What’s the best advice anyone’s ever given you?
I got two good pieces of advice when I was training at the Slade. One was from Bernard Cohen who was director of the Slade at the time. During a lecture he said, ‘Don’t have an abstract idea or an agenda that you’re trying to communicate through a painting: make it because you want to make it, because you want to know what it will look like, and this is the only way to find out.’ That resonated with me – or rather, it felt like permission to work the way I wanted to work. The other piece of advice was actually given to someone in the studio space next to me during a tutorial on which I was unavoidably eavesdropping. It was to ‘paint more, a lot more, much faster, because you’ve got a lot of bad paintings in you and you’ve got to get them all out.’ It was by far the most useful practical advice I ever heard, because there is a tendency to agonize about the meaning or validity of what you are doing before you’ve even started that is not helpful… You need to paint to some extent with your guts rather than your head.
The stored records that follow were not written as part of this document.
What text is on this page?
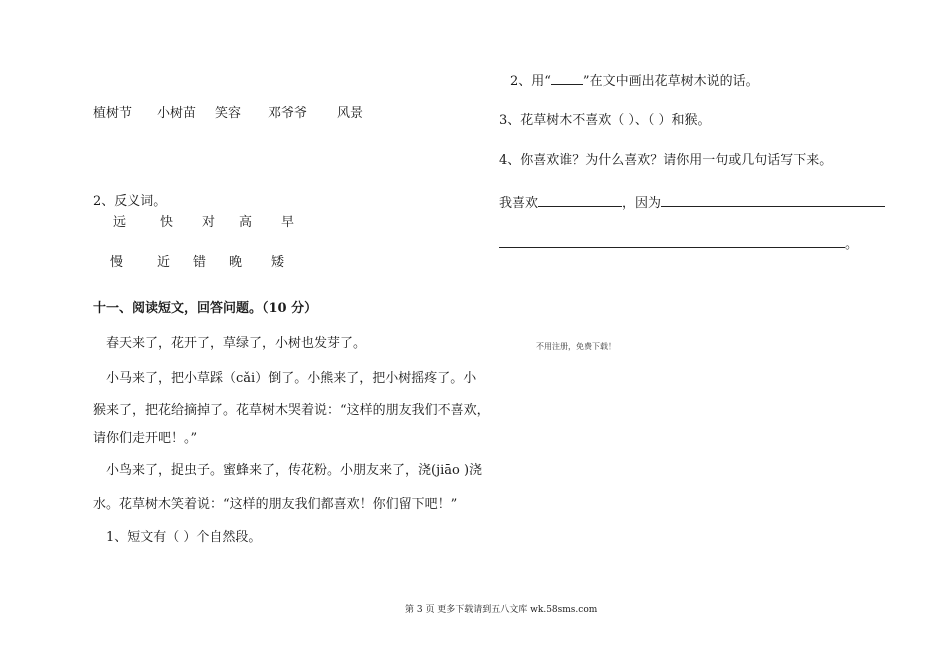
植树节 小树苗 笑容 邓爷爷 风景
2、反义词。
远	快 对 高 早
慢	近 错 晚 矮
十一、阅读短文，回答问题。（10 分）
春天来了，花开了，草绿了，小树也发芽了。
小马来了，把小草踩（cǎi）倒了。小熊来了，把小树摇疼了。小
猴来了，把花给摘掉了。花草树木哭着说：“这样的朋友我们不喜欢，
请你们走开吧！。”
小鸟来了，捉虫子。蜜蜂来了，传花粉。小朋友来了，浇(jiāo )浇
水。花草树木笑着说：“这样的朋友我们都喜欢！你们留下吧！”
1、短文有（ ）个自然段。
2、用“ ”在文中画出花草树木说的话。
3、花草树木不喜欢（ ）、（ ）和猴。
4、你喜欢谁？为什么喜欢？请你用一句或几句话写下来。
我喜欢	，因为
。
不用注册，免费下载！
第 3 页 更多下载请到五八文库 wk.58sms.com
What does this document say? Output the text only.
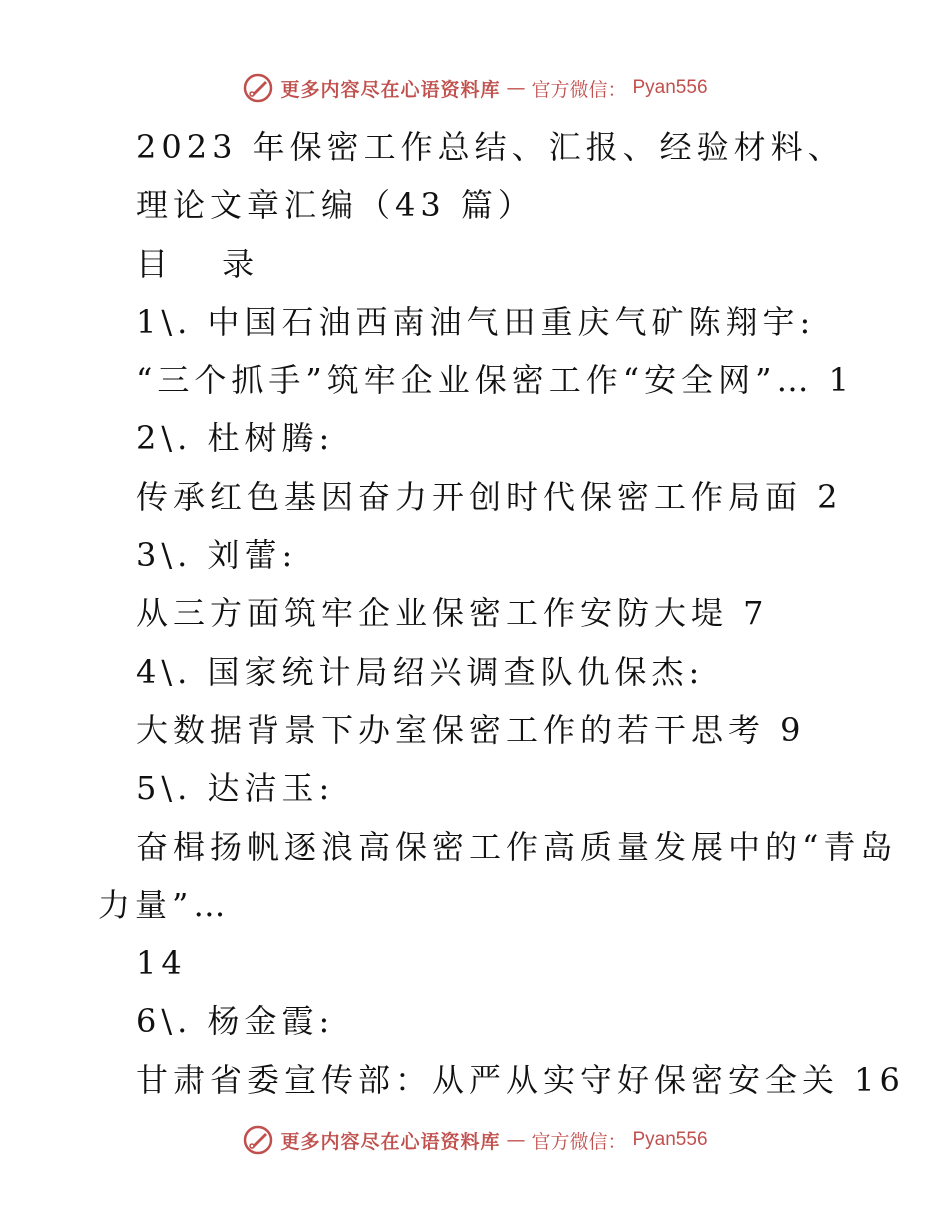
更多内容尽在心语资料库 — 官方微信： Pyan556
2023 年保密工作总结、汇报、经验材料、
理论文章汇编（43 篇）
目 录
1\. 中国石油西南油气田重庆气矿陈翔宇:
“三个抓手”筑牢企业保密工作“安全网”… 1
2\. 杜树腾:
传承红色基因奋力开创时代保密工作局面 2
3\. 刘蕾:
从三方面筑牢企业保密工作安防大堤 7
4\. 国家统计局绍兴调查队仇保杰:
大数据背景下办室保密工作的若干思考 9
5\. 达洁玉:
奋楫扬帆逐浪高保密工作高质量发展中的“青岛
力量”…
14
6\. 杨金霞:
甘肃省委宣传部：从严从实守好保密安全关 16
更多内容尽在心语资料库 — 官方微信： Pyan556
Especially helpful for being so clear and concise.
This is another time that I see the “you’ve got a lot of bad paintings in you..etc.” The beat goes on. Keep working and listen for yourself.
Perfect. This really speaks to me. I am a painter. Thank you.
Oh, I love the bad paintings advice. The same with the written arts: we all have a ton of bad poems in us, and it helps to be prolific while one is learning so that the crappy stuff exits the system more naturally.
Then one can revise, too…but that is also process.
So much spillover between writing and painting…I love that about our common issues. Thanks Ann, always love hearing from you.